13:33 Et c'est vrai que ma première idée,
13:35 c'était de faire peut-être une école de foot,
13:37 parce que, je me dis, par rapport à ce moment,
13:39 ce qu'il a fait, moi, aujourd'hui...
13:41 Mais dans cette idée-là, à l'époque,
13:43 le sport féminin n'était pas très développé.
13:45 Je me suis dit, on va aider peut-être que des garçons,
13:47 alors que je sais que c'est un pays qui est en difficulté.
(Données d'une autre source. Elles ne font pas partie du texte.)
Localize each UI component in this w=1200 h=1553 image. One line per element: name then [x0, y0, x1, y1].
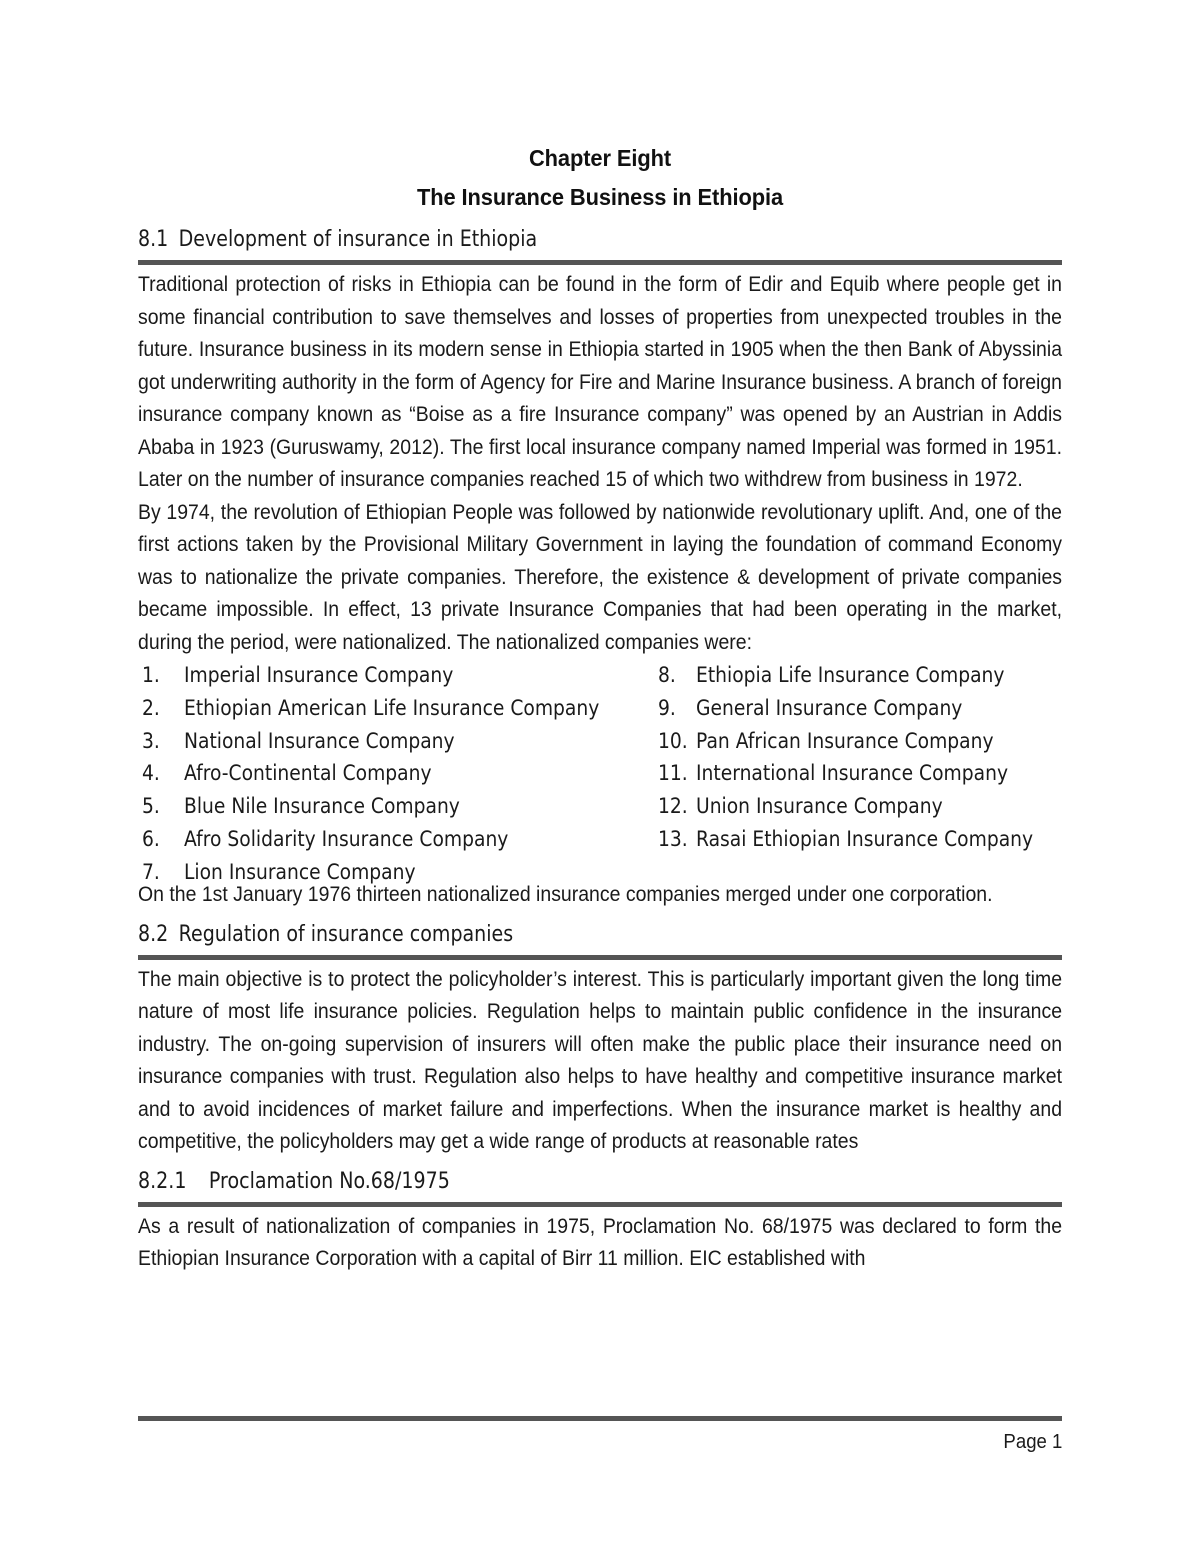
list-item-number: 13.	[658, 826, 688, 852]
section-divider-8-2-1	[138, 1202, 1062, 1207]
section-title-8-2-1: Proclamation No.68/1975	[208, 1168, 450, 1194]
list-item-label: Blue Nile Insurance Company	[184, 794, 460, 820]
list-item-number: 6.	[142, 826, 160, 852]
list-item-number: 4.	[142, 761, 160, 787]
list-item	[658, 693, 1062, 726]
page-footer	[138, 1428, 1062, 1456]
chapter-subtitle: The Insurance Business in Ethiopia	[416, 184, 784, 210]
list-item-label: Imperial Insurance Company	[184, 663, 454, 688]
paragraph-8-1-3: On the 1st January 1976 thirteen nationalized insurance companies merged under one corporation.	[138, 882, 993, 906]
list-item	[142, 758, 662, 791]
list-item-number: 11.	[658, 761, 688, 787]
list-item	[658, 726, 1062, 759]
list-item-number: 2.	[142, 695, 160, 721]
list-item-label: Ethiopia Life Insurance Company	[696, 663, 1005, 688]
list-item	[658, 660, 1062, 693]
list-item	[142, 693, 662, 726]
section-divider-8-2	[138, 955, 1062, 960]
list-item	[142, 824, 662, 857]
list-item-number: 7.	[142, 859, 160, 885]
list-item-label: Union Insurance Company	[696, 794, 943, 820]
list-item-number: 5.	[142, 794, 160, 820]
list-item	[142, 726, 662, 759]
list-item	[658, 791, 1062, 824]
list-item-label: Rasai Ethiopian Insurance Company	[696, 826, 1034, 852]
section-title-8-1: Development of insurance in Ethiopia	[178, 227, 538, 252]
list-item-label: International Insurance Company	[696, 761, 1009, 787]
list-item	[658, 758, 1062, 791]
chapter-title: Chapter Eight	[528, 145, 672, 171]
companies-left-column	[142, 660, 662, 890]
section-heading-8-2	[138, 919, 1062, 950]
list-item-label: National Insurance Company	[184, 728, 455, 754]
list-item-label: Pan African Insurance Company	[696, 728, 994, 754]
list-item-label: Afro-Continental Company	[184, 761, 432, 787]
list-item	[142, 791, 662, 824]
paragraph-8-2-1: The main objective is to protect the policyholder’s interest. This is particularly important given the long time nature of most life insurance policies. Regulation helps to maintain public confidence in the insurance industry. The on-going supervision of insurers will often make the public place their insurance need on insurance companies with trust. Regulation also helps to have healthy and competitive insurance market and to avoid incidences of market failure and imperfections. When the insurance market is healthy and competitive, the policyholders may get a wide range of products at reasonable rates	[138, 966, 1063, 1153]
nationalized-companies-list	[138, 660, 1062, 885]
paragraph-8-1-1: Traditional protection of risks in Ethiopia can be found in the form of Edir and Equib where people get in some financial contribution to save themselves and losses of properties from unexpected troubles in the future. Insurance business in its modern sense in Ethiopia started in 1905 when the then Bank of Abyssinia got underwriting authority in the form of Agency for Fire and Marine Insurance business. A branch of foreign insurance company known as “Boise as a fire Insurance company” was opened by an Austrian in Addis Ababa in 1923 (Guruswamy, 2012). The first local insurance company named Imperial was formed in 1951. Later on the number of insurance companies reached 15 of which two withdrew from business in 1972.	[138, 272, 1063, 491]
list-item-label: Ethiopian American Life Insurance Company	[184, 695, 600, 721]
page-content	[138, 140, 1062, 1275]
paragraph-8-2-1-1: As a result of nationalization of companies in 1975, Proclamation No. 68/1975 was declared to form the Ethiopian Insurance Corporation with a capital of Birr 11 million. EIC established with	[138, 1213, 1063, 1270]
section-number-8-1: 8.1	[138, 227, 169, 252]
list-item	[658, 824, 1062, 857]
section-number-8-2: 8.2	[138, 921, 169, 947]
companies-right-column	[658, 660, 1062, 857]
list-item-number: 1.	[142, 663, 160, 688]
section-heading-8-2-1	[138, 1166, 1062, 1197]
list-item-number: 9.	[658, 695, 676, 721]
list-item-label: General Insurance Company	[696, 695, 963, 721]
list-item-number: 8.	[658, 663, 676, 688]
section-divider-8-1	[138, 260, 1062, 265]
page-number-label: Page 1	[1003, 1431, 1062, 1453]
list-item-number: 10.	[658, 728, 688, 754]
list-item-number: 3.	[142, 728, 160, 754]
section-heading-8-1	[138, 224, 1062, 255]
list-item	[142, 660, 662, 693]
section-title-8-2: Regulation of insurance companies	[178, 921, 514, 947]
section-number-8-2-1: 8.2.1	[138, 1168, 187, 1194]
list-item-number: 12.	[658, 794, 688, 820]
footer-divider	[138, 1416, 1062, 1421]
list-item-label: Lion Insurance Company	[184, 859, 416, 885]
list-item-label: Afro Solidarity Insurance Company	[184, 826, 509, 852]
paragraph-8-1-2: By 1974, the revolution of Ethiopian People was followed by nationwide revolutionary uplift. And, one of the first actions taken by the Provisional Military Government in laying the foundation of command Economy was to nationalize the private companies. Therefore, the existence & development of private companies became impossible. In effect, 13 private Insurance Companies that had been operating in the market, during the period, were nationalized. The nationalized companies were:	[138, 499, 1063, 654]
13:49 Donc, du coup, on a décidé de partir sur l'orphelinat,
13:51 par rapport aussi à ma vie, à ce que j'ai vécu,
13:53 et que là-bas, il y a beaucoup d'enfants aussi
13:55 qui seraient dans les rues,
13:56 et au moins, on pouvait aider tout le monde.
13:58 En tout cas, c'est donner une deuxième chance à tout le monde.
14:00 Et on est content de l'évolution,
14:03 parce qu'aujourd'hui, on a des jeunes qu'on a eus très tôt,
14:06 des enfants qui sont devenus adultes, diplômés,
14:09 qui ont eu le bac, d'autres qui travaillent,
14:11 qui sont devenus avocats.
14:13 Enfin, voilà, on est vraiment content de l'évolution.
14:16 Comme celle des Mavuba, l'histoire est perpétuelle.
14:20 Pour rendre hommage au combat et aux réussites de nos ancêtres,
14:24 qui méritent d'être mises en lumière,
14:26 comme celle de Rikimavuba,
14:28 n'oublions pas de la raconter,
14:30 pour qu'elle ne soit jamais oubliée.